Scanner - Jeff

The proposed solution is to mount a local directory into the docker image, where a script will automatically extract and process any compressed files (e.g. tar.gz or zip). Using parellel processing with a set of filters, the script will flag any suspicious files unless they pass a safe filter and place them in the quarantine folder.

The current filters look at name and hash mapping. With the use of object-oriented programming and its extensibility, it is possible to add other filters without breaking the pattern. Ideas for extensions could be algorithms such as more advanced matching (machine learning), granular pattern matching, heuristics, or interfacing with a simulated environment for execution in isolation and profiling.

Assumptions:

  • Client has docker available
  • Items of interest are stored in ~/toscan

To run the current environment the following commands are recommended.

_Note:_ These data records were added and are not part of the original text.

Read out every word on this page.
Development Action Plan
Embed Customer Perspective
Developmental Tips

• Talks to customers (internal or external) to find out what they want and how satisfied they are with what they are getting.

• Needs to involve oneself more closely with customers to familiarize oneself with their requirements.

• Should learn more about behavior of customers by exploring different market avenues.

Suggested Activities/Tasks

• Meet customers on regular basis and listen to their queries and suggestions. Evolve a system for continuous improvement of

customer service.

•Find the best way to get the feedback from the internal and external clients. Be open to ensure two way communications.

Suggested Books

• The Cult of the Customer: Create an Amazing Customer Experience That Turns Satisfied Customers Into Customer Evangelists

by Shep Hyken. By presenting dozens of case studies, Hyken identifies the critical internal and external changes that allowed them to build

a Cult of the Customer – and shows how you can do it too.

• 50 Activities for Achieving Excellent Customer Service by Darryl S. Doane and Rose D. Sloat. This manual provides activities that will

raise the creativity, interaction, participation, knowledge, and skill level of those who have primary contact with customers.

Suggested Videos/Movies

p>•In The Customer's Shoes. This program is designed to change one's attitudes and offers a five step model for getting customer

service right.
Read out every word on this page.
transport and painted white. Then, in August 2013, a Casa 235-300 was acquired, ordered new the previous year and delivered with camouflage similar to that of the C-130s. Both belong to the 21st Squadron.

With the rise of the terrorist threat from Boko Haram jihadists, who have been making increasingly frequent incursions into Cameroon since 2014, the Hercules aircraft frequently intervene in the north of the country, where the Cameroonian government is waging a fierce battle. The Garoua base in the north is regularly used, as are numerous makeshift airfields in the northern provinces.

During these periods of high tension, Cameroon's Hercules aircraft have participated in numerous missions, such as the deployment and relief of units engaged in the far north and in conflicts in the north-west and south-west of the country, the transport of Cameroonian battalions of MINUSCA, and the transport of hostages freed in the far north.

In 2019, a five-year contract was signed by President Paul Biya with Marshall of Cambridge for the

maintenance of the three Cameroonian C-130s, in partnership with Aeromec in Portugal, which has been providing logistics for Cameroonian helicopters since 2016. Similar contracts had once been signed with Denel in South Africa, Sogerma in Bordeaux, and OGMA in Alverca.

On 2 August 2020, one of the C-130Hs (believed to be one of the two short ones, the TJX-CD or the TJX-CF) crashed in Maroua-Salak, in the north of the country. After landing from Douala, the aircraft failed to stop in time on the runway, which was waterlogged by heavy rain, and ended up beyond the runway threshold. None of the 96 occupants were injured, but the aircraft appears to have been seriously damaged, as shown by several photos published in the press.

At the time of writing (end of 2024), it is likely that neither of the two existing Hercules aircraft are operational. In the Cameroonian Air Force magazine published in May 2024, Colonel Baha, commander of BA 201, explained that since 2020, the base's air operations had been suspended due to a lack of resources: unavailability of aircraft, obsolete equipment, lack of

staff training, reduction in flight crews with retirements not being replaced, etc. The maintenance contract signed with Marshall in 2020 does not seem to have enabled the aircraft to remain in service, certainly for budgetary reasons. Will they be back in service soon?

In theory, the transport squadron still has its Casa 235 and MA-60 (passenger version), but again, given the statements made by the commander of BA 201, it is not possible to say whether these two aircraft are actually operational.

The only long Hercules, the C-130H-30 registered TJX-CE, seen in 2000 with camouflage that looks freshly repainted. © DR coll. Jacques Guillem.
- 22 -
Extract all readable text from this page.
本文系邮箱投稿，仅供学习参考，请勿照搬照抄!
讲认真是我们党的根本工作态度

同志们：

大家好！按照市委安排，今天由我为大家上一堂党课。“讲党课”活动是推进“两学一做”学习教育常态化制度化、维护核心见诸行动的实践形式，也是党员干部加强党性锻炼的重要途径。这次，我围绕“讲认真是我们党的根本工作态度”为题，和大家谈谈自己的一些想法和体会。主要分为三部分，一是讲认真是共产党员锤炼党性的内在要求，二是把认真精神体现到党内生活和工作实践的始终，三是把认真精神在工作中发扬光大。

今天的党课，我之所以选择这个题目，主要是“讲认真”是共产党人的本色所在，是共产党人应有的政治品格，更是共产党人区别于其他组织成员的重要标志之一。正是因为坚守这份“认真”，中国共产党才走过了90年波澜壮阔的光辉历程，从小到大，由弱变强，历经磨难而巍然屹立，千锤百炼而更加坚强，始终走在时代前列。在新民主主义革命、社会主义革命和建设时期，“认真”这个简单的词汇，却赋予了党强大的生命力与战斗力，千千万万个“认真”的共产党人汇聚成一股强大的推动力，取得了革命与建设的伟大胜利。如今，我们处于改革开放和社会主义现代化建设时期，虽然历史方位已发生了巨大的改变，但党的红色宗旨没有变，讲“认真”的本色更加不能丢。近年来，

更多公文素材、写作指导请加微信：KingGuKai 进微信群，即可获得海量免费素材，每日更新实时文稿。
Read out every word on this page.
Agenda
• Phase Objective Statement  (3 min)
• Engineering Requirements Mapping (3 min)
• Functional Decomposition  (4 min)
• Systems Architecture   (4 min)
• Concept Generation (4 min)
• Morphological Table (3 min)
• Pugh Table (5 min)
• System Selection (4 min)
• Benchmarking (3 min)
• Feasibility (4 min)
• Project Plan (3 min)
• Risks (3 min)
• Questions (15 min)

   dotnet publish -c Release
   docker build -t scanner-jeff-image -f Dockerfile .
   docker create --name scanner-jeff scanner-jeff-image
   docker run -it -v ~/toscan:/App/toscan scanner-jeff-image

Please carefully consider the user story when planning your approach. For example, ease of deployment would be very important to our users.  

We will test your solution against a large dataset (at least 100,000 files) of mixed file types, including but not limited to: documents of multiple types (pdf, Word, Excel, LibreOffice, etc.), compressed files, executables, and various plain-text formats.  

We would prefer that you share the code with us by pushing it to a public repository in the hosting provider of your choosing. If you do not want to upload it to a public repository, then you can zip up the repository folder on your machine and send it to us via email. If you go that route, please make sure that the .git folder is included.  

List any assumptions you made in the process and be prepared to discuss your design. If you have any questions, please contact us and we will do our best to clarify anything that is unclear.  

Rules:  

You can use any libraries you like.  

I would prefer that you use .NET Core

The code should be stored in a git repository. 

Goals:  

Minimize false positives.  

Performance, 100k files in 5 minutes.